Two personas anchor the design, pulling from opposite ends of the spectrum. Emily (24, UX design student, London) enjoys podcasts and design talks but finds large audio spaces overwhelming and chaotic — she needs to listen safely before she ever speaks. Jordan (30, community manager at a remote startup, Austin) is tired of Zoom, video fatigue, and chaotic live broadcasts — he needs to host without it feeling like production work.

I mapped a five-step journey for each — from discovery and onboarding through joining (or creating) a Circle to the moment each of them feels they belong — and used those journeys to decide what the interface had to make effortless: anonymous listening for Emily, low-ceremony hosting for Jordan.

User journeys — Emily's path to belonging, Jordan's path to hosting

Information architecture

The IA is deliberately shallow: Welcome → Login → Home (featured and live Circles, one-tap join) → Circle Room (speakers, listeners, controls) → Profile (bio, following stats, Circles history) → Settings. No feeds, no DMs, no discovery rabbit holes — the product is the room, so everything else stays out of the way.

Information architecture — six top-level areas, deliberately shallow

The visual system

The metaphor is in the name: conversations are fires, you “Start a Fire” instead of opening a room, and the palette is a night sky around a flame — Campfire Orange #FF6B35 for CTAs, icons and reactions against Midnight Navy #0D1B2A, with soft beige #FAF3E0 and muted grey #6C7A89 for text and cards. Four documented principles drive the UI: minimal and calm (plenty of negative space), purposeful motion (subtle animations on emoji reactions), dark mode first (soothing for long listening sessions), and touch-friendly hit areas throughout. Typography is Ubuntu; iconography is a custom line-style set with rounded corners. The design insight from the file says it best: “Campfire isn’t trying to impress you. It’s trying to welcome you in.”

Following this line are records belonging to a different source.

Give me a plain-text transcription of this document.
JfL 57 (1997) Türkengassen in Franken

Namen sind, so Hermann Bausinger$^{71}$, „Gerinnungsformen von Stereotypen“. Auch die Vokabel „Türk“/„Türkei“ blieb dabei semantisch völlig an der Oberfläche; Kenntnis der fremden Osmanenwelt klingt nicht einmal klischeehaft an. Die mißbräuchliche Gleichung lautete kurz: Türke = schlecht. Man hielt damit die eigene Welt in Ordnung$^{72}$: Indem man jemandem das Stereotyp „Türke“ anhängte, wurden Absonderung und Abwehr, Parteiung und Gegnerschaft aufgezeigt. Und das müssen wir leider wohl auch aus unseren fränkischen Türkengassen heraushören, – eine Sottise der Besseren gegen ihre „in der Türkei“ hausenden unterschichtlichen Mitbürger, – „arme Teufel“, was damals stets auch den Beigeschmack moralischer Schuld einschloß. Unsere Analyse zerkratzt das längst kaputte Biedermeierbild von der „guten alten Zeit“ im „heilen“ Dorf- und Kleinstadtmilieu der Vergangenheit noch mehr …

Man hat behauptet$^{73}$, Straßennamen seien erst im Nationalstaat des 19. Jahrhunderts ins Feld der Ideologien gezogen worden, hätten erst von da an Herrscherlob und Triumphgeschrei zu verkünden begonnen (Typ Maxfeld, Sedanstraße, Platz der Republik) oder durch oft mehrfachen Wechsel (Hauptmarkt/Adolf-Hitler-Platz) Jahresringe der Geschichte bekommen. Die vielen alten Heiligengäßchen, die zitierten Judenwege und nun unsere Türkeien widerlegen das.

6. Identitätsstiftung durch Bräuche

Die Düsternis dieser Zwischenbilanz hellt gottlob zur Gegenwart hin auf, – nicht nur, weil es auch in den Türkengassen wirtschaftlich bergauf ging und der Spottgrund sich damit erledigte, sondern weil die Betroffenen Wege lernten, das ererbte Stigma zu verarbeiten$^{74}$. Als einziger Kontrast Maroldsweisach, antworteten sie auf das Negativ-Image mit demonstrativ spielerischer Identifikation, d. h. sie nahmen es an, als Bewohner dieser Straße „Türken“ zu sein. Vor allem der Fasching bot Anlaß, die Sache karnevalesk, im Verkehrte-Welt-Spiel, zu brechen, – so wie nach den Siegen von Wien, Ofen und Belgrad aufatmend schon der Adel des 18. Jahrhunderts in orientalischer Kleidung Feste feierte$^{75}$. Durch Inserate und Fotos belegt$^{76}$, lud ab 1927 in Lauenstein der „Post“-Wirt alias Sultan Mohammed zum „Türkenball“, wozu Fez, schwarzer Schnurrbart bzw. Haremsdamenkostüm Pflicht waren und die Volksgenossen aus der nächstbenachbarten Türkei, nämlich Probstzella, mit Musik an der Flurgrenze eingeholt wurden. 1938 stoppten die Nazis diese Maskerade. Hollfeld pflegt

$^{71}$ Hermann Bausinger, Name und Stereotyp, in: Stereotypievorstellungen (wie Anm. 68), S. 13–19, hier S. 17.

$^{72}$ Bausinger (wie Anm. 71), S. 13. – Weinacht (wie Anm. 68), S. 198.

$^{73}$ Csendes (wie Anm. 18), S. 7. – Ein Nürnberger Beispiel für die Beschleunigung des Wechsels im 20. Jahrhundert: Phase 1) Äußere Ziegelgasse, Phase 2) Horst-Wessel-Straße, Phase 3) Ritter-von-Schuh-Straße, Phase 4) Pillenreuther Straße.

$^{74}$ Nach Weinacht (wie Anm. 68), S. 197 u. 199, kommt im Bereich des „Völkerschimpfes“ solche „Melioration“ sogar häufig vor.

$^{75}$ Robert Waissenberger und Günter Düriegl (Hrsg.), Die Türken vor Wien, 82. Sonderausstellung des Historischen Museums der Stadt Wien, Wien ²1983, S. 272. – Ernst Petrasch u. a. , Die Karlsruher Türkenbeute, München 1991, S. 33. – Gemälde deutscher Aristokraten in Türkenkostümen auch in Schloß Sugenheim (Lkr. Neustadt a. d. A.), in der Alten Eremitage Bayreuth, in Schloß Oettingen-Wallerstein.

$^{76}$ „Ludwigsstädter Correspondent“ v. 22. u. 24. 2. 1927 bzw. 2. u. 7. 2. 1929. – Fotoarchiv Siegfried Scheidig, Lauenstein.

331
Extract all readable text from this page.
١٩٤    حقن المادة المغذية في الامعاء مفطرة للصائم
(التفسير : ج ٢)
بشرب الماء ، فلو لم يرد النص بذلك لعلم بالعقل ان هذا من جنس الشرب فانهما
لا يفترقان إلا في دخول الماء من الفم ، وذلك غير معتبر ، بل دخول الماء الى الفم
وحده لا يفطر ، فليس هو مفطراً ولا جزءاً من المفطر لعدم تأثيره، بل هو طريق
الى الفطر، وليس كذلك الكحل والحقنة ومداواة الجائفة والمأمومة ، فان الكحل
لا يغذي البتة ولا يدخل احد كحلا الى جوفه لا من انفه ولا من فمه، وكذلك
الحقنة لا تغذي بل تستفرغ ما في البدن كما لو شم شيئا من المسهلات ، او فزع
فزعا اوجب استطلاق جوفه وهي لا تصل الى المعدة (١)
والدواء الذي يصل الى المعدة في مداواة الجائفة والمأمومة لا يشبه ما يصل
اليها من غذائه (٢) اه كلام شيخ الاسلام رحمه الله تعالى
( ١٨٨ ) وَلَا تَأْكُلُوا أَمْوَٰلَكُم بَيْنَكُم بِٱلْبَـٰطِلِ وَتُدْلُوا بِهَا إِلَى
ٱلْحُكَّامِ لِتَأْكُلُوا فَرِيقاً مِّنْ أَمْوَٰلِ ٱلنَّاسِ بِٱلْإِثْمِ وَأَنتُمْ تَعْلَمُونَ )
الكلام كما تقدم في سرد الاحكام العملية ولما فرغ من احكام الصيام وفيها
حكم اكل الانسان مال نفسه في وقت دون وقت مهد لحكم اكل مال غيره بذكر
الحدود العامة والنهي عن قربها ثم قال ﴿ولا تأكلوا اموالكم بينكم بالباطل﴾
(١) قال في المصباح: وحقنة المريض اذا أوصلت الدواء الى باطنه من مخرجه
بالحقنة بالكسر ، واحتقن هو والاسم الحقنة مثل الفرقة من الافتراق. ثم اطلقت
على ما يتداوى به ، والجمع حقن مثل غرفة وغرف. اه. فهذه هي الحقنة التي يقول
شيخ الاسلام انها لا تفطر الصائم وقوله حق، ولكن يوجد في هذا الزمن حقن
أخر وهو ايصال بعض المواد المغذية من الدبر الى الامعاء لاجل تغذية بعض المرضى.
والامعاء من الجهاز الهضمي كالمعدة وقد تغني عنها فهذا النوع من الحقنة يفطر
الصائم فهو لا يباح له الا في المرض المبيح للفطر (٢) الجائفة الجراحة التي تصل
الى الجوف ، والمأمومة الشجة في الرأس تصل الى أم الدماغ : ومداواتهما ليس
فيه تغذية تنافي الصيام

Visual design — principles, palette, typography, and iconography

Why it works

The mechanics answer the problems directly: smaller “Circles” feel intimate and manageable; you can listen anonymously before engaging; the casual “Start a Fire” format encourages real interaction instead of performance; and the warm, non-corporate language keeps the whole thing feeling like a laid-back, voice-first hangout.

Outcome & reflection

The final file covers the complete loop — onboarding, live Circles, the Circle Room with emoji reactions, planning upcoming Circles, and profiles. Designing Campfire reminded me that digital products don’t have to be loud, fast, or attention-grabbing to be valuable — sometimes users are looking for peace, presence, and connection. Next time I’d add real user interviews and usability testing, and prototype more of the micro-interactions (emoji reactions, mic requests). Campfire started as a design exercise; it became a reminder that tech can feel human when we design it with empathy.